Tem lésbica no funk sim! Conheça a história da MC Mano Feu
Créditos: Gabs Eiffer
- Por Gabriela Ferreira

Tem lésbica no funk sim! Conheça a história da MC Mano Feu

Diretamente do interior de São Paulo, MC Mano Feu está no corre para abrir espaços para os LGBTQIA+ no funk, principalmente, para as minas lésbicas. A funkeira acaba de lançar o videoclipe de “Linguadinha na XXT” e conversou com o Portal KondZilla sobre sua caminhada. 

Apesar de ainda ser um movimento com mais homens héteros, o funk tem sido cada vez mais ocupado pelo pessoal que foge disso, como é o caso de Pepita, Lia Clark, MC Dricka, Yuri Gabe, e muitos outros artistas e coletivos que reforçam a diversidade sexual e de gênero.

MC Mano Feu faz parte dessa galera e quer cantar pelas sapatões. “Comecei a escrever poesia desde pequena e tive contato com o funk na quebrada que eu morava. Minha família é do samba e tinha preconceito com o funk, mas decidi me jogar”, relembra Mano Feu sobre o começo no funk. 

Imagem: Bella Tozini

O corre no funk não é fácil, principalmente pra quem tá começando. No caso de Mano Feu, mulher, lésbica, e do interior de São Paulo, é ainda mais díficil. “Quando morava em Campinas, eu não tinha oportunidade. Só meus amigos mais próximos me apoiavam, até que conheci o grupo Sistema Negro e eles me deram uma música. Deixei minha voz no estúdio, mas nunca tive resposta. O DJ não me atendia, quando eu ia lá, ele via que era eu e não abria a porta”, comenta ela.

As coisas só começaram a andar quando Mano Feu se mudou para a cidade de São Paulo com a mãe. A primeira oportunidade surgiu em um baile em Santana de Parnaíba: “Fiquei sabendo de um baile que ia rolar em Santana de Parnaíba que era só chegar e cantar, e eu fui com o meu primo.

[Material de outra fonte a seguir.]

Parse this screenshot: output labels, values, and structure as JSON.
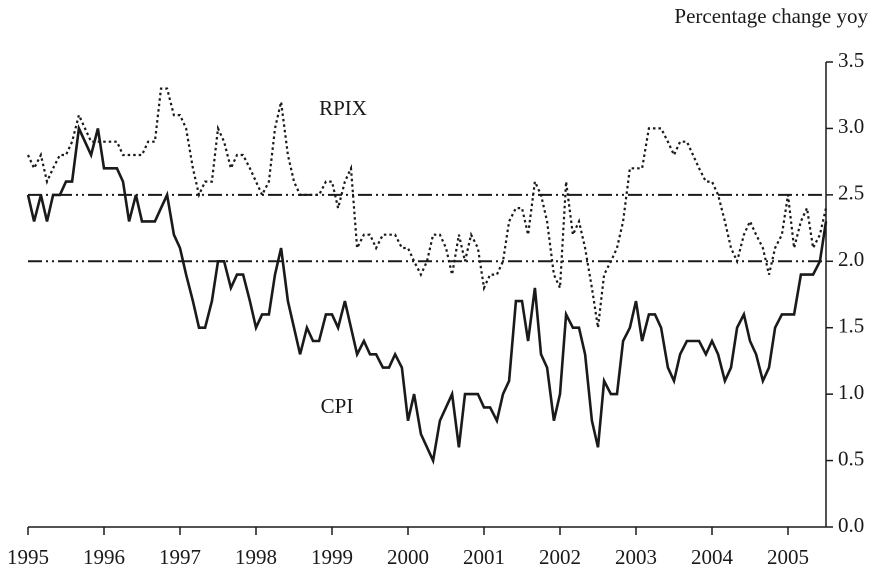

Mostrei pro organizador a música “O Mundo Funk Chora”, que fiz quando o MC Daleste morreu, e ele me deixou tocar. “

A música deu uma estourada, Mano Feu conheceu a Liga do Funk e tudo começou a dar certo. “Nessa época comecei a cantar mais funk lésbico. “O funk fala de sexo e nós lésbicas que gostamos de funk sempre precisamos ouvir funk hétero. Uma fã um dia me falou que tava cansada disso. A gente quer se sentir representada”, explica a MC.

“Sempre me preocupei com o que eu ia passar com o meu funk, e nós lésbicas sentimos prazer e amamos igual”. 

Se solidificando cada vez mais, MC Mano Feu lançou recentemente seu primeiro videoclipe real oficial, “Linguadinha na XXT“. Além de falar abertamente sobre o prazer lésbico, assunto ainda pouquíssimo falado no funk, o videoclipe foi feito e pensado por uma equipe de 20 mulheres, todas lésbicas, bissexuais ou de identidade trans não-binária. “Nós acreditamos tanto nesse projeto que fizemos tudo voluntariamente”, comenta Luíza Fazio, produtora-executiva do videoclipe. 

O projeto acaba sendo uma grande reafirmação de que existem sim mulheres e LGBTQIA+ no mercado, que mesmo em 2021, acaba sendo majoritariamente masculino e hétero. “Esse papo de quem não tem LGBTQIA+ e nem negros não cola mais, ainda mais com a internet, que tá aí pra provar isso. É importante representar e se sentir representada”, explica Pétala Lópes, responsável pela direção do videoclipe.

“Pro projeto, queríamos diversidade e perspectivas diferentes, por isso temos corpos e pessoas diferentes. Muitos videoclipes LGBTQIA+ ainda reforçam algumas lógicas héteros, como a objetificação das mulheres. Queríamos fugir disso”

Ainda tem muito trabalho a ser feito para torna não só o funk, como todos os outros espaços, mais inclusivos para toda e qualquer minoria. Aos poucos, a galera vem chegando e abrindo as portas nem que seja na voadora pra mostrar que vai ter diversidade sim.